Sebuah penampilan dari grup dangdut Trio Srigala di Pendopo Kabupaten Pati mendadak menuai perhatian luas dari publik. Tampil dengan gaya khas mereka yang enerjik dan penuh goyangan, aksi panggung tersebut menjadi viral dan memicu pro-kontra di kalangan masyarakat, terutama karena berlangsung di kawasan resmi milik pemerintah daerah.
Trio Srigala dikenal dengan gaya panggung yang atraktif dan busana yang cukup berani, sehingga penampilan mereka dalam sebuah acara di Pendopo, yang biasanya identik dengan acara formal, dianggap tak sesuai oleh sejumlah kalangan.

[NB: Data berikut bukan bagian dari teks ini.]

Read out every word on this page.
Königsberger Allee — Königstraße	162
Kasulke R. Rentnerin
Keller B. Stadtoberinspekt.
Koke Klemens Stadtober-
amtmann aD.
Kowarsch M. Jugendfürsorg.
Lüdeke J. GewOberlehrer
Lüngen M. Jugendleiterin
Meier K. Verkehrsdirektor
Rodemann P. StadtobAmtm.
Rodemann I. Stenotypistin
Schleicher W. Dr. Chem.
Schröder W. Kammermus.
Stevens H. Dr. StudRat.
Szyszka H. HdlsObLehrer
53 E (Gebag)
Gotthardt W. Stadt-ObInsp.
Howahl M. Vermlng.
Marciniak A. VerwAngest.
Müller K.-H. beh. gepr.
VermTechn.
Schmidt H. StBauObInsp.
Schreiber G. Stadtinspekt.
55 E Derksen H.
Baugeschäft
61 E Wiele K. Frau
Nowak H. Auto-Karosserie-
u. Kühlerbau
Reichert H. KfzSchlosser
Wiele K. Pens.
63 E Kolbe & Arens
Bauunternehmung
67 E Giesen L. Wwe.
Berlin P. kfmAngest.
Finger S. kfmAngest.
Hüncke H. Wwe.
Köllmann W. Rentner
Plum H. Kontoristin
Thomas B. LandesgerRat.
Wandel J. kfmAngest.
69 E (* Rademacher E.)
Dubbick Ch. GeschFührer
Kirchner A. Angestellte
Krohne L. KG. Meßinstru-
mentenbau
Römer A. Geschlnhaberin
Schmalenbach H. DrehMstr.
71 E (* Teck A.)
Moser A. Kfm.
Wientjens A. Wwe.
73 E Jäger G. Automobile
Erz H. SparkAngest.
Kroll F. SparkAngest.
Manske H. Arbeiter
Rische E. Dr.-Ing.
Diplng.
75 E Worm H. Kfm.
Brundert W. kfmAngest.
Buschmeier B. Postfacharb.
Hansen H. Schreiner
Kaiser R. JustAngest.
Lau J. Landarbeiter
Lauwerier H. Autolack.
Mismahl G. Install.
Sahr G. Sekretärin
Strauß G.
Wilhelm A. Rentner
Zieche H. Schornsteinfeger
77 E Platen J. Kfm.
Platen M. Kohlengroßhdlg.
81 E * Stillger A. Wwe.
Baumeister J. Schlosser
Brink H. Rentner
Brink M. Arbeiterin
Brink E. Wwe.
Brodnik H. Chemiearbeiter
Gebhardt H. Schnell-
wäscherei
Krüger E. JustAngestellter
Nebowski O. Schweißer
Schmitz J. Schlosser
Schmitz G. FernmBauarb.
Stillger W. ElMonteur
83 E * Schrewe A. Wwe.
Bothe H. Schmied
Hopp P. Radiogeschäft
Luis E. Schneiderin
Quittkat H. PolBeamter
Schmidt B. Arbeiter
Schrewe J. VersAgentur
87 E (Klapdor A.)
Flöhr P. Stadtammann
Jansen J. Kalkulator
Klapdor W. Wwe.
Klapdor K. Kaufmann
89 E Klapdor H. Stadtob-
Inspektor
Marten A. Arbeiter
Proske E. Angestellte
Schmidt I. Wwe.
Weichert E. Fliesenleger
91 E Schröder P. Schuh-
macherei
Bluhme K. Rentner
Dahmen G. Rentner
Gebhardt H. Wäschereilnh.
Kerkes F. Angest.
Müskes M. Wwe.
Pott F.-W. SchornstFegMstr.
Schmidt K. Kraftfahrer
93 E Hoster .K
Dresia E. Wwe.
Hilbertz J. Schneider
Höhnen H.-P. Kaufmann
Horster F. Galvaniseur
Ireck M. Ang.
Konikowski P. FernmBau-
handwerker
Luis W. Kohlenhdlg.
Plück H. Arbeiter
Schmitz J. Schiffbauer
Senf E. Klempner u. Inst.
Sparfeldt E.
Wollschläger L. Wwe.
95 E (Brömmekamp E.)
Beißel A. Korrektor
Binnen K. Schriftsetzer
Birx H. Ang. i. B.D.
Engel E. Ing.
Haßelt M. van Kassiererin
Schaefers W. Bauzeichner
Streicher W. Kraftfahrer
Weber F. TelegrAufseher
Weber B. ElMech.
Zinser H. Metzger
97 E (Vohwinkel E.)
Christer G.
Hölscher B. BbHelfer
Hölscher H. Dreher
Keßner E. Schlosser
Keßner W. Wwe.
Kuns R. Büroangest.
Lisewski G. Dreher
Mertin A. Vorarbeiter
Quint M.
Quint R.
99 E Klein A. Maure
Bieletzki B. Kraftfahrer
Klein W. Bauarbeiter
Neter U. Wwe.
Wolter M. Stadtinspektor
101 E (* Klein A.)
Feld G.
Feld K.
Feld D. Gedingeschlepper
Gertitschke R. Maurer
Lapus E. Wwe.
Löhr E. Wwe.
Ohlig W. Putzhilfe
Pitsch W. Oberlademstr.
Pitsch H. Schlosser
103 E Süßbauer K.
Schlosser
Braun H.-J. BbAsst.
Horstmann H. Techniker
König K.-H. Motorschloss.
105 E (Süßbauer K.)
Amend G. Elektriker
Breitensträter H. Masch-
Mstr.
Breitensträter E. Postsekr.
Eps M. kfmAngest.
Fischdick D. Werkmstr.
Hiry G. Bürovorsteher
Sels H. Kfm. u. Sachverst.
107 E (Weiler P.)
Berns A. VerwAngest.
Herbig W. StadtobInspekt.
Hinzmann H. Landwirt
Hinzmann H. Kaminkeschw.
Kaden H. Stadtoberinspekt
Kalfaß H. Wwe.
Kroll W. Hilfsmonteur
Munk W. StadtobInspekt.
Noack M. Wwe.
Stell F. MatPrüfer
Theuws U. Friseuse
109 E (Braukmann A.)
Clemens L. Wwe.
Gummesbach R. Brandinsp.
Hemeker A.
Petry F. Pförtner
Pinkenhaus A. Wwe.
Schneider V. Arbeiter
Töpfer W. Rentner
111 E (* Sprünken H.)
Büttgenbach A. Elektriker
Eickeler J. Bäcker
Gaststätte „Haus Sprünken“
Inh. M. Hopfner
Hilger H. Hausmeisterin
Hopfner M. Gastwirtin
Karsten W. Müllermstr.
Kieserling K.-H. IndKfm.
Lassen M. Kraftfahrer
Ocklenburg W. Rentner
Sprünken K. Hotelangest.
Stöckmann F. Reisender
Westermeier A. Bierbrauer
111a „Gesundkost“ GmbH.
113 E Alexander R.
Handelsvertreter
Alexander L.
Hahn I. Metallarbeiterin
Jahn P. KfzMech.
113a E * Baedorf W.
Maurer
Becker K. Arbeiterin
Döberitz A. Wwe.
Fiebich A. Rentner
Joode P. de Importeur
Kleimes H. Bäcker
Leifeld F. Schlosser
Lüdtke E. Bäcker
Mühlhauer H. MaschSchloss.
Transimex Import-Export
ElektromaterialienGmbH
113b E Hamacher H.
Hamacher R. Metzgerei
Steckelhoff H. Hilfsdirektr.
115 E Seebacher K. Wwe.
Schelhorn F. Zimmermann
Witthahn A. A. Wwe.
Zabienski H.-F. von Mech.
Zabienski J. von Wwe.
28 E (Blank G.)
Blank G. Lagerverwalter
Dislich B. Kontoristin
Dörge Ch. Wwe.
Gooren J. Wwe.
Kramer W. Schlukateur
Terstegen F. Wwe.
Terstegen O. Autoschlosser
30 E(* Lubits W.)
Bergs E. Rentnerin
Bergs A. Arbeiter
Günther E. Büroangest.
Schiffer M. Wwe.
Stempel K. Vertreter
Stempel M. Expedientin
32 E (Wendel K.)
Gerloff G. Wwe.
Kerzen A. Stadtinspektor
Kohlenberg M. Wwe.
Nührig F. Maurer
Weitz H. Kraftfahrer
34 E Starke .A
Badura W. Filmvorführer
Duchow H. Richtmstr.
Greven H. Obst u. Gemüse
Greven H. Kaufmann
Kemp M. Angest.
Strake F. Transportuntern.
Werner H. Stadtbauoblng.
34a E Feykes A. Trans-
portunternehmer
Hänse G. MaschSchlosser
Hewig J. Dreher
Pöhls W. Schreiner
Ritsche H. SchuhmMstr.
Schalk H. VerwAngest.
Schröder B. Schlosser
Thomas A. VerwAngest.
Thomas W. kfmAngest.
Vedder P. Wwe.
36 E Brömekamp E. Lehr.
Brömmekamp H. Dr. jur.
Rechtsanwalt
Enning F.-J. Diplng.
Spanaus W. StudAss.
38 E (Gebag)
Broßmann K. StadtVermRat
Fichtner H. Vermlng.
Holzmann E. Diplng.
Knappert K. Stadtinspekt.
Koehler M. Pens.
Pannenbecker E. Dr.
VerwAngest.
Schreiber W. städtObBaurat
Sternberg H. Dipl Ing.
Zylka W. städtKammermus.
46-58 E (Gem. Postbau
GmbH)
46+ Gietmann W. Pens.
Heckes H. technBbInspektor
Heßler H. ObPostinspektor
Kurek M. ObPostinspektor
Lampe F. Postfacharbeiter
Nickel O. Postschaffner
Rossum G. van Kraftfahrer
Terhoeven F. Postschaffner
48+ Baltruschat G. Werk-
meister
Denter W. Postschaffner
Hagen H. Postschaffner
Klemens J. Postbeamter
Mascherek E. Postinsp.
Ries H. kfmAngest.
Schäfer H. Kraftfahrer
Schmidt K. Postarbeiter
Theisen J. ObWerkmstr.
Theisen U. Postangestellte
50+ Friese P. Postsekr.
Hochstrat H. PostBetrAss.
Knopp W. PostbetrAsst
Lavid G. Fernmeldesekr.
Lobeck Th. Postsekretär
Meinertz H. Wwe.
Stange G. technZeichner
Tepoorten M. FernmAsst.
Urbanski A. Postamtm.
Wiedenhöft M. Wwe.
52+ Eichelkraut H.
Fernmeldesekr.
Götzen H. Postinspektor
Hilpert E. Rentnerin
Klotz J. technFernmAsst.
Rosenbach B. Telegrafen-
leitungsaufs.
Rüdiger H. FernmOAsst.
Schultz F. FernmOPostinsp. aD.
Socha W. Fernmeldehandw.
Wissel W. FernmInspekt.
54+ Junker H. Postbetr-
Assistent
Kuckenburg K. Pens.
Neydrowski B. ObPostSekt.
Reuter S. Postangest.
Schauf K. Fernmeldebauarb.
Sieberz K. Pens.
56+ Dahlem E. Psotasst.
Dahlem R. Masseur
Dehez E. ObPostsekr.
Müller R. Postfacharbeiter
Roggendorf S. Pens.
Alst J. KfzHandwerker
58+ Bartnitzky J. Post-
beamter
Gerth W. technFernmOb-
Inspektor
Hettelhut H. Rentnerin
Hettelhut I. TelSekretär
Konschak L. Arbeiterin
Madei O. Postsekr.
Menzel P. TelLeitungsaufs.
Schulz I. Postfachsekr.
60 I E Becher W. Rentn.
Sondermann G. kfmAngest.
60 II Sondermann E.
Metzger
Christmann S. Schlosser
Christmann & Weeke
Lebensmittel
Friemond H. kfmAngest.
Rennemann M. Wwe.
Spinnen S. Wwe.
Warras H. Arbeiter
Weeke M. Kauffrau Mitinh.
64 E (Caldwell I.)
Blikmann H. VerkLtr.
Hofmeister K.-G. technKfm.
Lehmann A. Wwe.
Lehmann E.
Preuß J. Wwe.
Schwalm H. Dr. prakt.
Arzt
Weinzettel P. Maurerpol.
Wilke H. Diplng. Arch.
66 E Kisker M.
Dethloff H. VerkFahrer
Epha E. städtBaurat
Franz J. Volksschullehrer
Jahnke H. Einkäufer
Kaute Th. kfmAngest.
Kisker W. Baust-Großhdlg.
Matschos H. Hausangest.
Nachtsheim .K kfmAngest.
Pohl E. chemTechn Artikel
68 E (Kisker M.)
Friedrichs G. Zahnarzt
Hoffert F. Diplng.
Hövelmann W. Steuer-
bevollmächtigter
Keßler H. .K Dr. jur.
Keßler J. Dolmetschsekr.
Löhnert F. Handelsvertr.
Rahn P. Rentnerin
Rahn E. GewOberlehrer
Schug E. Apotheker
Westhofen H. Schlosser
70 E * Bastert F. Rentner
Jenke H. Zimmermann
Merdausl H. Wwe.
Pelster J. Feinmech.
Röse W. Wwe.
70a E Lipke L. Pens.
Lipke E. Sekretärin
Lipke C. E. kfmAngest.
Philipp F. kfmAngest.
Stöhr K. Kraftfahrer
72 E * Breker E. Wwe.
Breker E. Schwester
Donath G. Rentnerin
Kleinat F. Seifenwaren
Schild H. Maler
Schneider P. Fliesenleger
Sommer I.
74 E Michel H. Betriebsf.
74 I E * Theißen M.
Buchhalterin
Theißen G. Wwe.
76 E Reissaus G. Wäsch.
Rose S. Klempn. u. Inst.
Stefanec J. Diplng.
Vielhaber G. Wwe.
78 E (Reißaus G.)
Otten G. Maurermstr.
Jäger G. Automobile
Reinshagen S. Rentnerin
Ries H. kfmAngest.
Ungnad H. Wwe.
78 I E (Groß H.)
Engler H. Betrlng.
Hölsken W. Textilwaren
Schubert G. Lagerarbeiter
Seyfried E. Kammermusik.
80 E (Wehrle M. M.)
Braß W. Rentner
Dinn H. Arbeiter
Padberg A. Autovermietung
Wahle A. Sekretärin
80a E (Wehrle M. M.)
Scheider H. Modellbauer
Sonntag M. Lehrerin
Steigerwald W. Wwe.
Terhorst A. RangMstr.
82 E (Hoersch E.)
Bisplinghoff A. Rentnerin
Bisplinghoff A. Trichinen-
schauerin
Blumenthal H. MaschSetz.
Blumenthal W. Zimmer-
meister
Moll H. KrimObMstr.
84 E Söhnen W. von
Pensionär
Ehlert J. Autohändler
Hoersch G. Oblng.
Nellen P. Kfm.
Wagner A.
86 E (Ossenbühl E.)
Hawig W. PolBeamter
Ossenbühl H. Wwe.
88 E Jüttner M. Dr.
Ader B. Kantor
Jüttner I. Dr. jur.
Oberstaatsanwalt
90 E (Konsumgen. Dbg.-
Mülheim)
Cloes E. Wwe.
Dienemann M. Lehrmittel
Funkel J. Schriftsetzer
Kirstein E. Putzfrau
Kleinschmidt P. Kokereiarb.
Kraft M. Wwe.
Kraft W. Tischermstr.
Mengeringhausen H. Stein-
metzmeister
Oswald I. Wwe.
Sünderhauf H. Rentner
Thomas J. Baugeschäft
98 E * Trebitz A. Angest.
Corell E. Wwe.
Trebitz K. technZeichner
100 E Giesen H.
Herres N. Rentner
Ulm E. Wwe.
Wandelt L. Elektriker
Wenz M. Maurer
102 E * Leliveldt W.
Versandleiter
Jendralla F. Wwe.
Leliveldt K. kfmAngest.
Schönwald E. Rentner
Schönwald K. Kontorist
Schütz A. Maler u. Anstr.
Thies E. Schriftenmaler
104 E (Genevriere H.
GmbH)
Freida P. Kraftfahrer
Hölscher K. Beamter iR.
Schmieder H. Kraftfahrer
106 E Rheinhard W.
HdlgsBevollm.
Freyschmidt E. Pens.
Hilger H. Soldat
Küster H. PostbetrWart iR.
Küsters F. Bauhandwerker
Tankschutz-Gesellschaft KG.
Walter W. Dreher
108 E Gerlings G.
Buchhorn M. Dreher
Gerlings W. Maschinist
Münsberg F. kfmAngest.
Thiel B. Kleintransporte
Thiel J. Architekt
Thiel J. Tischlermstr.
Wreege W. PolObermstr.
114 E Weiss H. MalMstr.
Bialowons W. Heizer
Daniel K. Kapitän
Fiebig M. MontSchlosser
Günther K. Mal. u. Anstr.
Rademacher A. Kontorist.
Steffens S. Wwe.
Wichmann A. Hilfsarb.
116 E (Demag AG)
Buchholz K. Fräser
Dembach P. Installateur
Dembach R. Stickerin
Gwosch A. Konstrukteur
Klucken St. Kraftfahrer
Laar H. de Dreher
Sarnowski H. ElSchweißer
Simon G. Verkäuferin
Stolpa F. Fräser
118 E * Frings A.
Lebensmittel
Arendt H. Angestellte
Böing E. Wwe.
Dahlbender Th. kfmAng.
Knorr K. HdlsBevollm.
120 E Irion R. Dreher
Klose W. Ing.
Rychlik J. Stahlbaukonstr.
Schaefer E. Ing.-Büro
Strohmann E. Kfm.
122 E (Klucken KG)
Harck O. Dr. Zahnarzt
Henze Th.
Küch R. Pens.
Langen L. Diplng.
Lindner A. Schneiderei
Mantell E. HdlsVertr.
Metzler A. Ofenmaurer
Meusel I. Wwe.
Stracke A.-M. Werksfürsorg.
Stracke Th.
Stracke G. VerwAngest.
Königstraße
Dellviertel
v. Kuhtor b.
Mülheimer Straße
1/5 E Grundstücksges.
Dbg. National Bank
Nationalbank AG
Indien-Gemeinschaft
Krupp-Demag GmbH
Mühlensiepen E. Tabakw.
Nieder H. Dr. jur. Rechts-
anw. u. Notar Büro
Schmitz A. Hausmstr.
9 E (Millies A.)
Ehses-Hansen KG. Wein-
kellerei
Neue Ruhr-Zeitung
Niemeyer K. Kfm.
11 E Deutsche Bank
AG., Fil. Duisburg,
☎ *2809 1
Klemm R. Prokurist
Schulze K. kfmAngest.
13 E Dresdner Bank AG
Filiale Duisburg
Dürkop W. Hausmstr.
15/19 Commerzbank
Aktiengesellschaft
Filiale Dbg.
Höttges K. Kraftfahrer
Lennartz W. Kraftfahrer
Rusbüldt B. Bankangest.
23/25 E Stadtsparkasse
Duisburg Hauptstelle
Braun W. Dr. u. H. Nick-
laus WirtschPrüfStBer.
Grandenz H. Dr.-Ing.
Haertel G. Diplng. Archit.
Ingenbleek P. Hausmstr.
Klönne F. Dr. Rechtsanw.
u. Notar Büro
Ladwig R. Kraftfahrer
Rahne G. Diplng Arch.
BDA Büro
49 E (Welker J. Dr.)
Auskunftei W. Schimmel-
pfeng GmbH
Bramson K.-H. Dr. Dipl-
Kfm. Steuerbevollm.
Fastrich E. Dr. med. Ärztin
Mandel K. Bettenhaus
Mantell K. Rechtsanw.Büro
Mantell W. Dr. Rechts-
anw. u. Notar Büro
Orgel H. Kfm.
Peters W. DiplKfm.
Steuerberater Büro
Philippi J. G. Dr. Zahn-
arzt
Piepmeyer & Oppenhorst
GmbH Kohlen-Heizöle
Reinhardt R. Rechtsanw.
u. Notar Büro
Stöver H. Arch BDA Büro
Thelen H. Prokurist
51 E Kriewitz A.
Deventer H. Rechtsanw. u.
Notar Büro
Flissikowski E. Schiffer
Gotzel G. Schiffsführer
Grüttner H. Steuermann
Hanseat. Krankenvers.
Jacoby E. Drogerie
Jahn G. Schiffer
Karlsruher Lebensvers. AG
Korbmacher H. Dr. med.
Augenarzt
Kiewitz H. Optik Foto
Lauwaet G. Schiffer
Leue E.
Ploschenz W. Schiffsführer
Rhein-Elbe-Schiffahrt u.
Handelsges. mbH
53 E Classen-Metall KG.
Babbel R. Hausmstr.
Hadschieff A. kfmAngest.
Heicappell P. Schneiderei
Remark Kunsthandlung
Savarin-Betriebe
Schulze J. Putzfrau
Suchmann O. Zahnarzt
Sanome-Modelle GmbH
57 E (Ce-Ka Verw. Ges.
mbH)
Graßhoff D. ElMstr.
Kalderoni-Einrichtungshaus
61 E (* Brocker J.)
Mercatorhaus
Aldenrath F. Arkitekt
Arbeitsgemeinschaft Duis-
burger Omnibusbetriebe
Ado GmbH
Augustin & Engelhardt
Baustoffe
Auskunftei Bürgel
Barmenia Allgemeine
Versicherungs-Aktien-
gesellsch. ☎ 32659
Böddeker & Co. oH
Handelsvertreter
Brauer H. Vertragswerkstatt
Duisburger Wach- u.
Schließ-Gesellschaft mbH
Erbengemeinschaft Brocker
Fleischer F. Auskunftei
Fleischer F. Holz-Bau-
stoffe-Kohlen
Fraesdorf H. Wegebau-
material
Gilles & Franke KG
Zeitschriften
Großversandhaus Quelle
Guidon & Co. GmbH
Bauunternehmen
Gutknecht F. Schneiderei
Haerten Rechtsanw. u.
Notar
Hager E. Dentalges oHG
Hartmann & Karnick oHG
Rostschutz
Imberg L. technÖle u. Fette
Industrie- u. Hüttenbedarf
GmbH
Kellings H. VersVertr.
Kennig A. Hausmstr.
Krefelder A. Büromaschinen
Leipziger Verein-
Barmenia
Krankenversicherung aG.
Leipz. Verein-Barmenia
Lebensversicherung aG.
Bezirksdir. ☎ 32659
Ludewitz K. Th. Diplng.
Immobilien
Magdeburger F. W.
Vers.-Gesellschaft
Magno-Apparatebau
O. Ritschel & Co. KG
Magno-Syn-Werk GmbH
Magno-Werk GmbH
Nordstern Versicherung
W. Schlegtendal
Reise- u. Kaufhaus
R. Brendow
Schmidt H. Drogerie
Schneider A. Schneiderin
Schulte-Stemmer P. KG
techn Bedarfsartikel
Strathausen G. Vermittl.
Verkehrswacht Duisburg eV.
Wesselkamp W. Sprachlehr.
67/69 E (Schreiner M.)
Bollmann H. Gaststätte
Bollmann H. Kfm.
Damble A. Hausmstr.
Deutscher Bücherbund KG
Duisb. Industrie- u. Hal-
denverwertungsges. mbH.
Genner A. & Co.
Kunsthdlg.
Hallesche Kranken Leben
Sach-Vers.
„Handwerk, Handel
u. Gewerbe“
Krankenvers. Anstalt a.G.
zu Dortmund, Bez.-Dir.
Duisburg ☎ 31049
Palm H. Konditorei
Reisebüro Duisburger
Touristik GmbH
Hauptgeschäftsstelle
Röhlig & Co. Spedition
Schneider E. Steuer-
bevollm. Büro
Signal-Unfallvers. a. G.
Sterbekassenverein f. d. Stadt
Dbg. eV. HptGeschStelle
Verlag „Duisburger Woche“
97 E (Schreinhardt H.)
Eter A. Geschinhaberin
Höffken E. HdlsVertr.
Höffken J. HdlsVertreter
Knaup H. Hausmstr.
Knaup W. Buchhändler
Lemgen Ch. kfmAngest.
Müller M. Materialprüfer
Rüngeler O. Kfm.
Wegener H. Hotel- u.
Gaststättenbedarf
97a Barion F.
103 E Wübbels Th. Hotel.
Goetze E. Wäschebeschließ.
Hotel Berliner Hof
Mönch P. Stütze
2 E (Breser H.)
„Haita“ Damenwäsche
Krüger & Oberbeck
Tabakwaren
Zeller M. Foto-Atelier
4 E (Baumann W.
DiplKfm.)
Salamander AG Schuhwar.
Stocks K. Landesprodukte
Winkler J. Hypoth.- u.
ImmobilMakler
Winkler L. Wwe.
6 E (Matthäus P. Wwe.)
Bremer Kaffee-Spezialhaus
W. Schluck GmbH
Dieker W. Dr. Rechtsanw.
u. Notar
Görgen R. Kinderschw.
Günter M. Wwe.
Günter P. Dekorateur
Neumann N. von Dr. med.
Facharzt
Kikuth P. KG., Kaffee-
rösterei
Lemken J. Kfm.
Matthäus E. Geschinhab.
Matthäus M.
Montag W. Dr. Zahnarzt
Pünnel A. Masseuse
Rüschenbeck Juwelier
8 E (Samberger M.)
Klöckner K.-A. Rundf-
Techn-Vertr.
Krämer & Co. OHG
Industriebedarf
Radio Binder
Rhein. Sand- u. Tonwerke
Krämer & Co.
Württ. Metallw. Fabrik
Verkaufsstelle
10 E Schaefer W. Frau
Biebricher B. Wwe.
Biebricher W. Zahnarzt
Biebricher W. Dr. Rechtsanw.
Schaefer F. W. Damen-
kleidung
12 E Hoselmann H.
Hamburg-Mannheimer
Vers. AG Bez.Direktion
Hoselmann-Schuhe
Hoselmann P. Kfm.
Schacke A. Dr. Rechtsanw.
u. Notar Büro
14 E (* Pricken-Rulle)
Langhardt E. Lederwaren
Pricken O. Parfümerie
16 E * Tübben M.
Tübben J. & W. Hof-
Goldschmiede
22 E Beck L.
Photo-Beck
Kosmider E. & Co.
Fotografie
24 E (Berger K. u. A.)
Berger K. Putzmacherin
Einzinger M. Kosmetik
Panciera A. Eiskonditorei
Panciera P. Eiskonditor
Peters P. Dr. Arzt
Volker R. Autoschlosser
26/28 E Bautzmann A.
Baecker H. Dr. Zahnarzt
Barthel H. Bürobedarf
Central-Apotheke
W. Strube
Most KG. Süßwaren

Respons Masyarakat: Sorotan pada Etika Acara
Video aksi panggung Trio Srigala yang tersebar di media sosial menunjukkan ketiganya tampil di atas panggung di hadapan tamu-tamu undangan, termasuk pejabat setempat. Sebagian masyarakat menyayangkan penampilan tersebut karena dinilai kurang pantas untuk digelar di lingkungan pemerintahan, apalagi di pendopo kabupaten yang selama ini dianggap sebagai simbol kehormatan dan formalitas pemerintahan daerah.
Berbagai komentar bermunculan, mulai dari nada satir hingga kritik terbuka terhadap panitia pelaksana acara. Banyak yang mempertanyakan bagaimana kurasi penampilan bisa sampai melibatkan grup dengan nuansa hiburan malam untuk acara di ruang publik resmi.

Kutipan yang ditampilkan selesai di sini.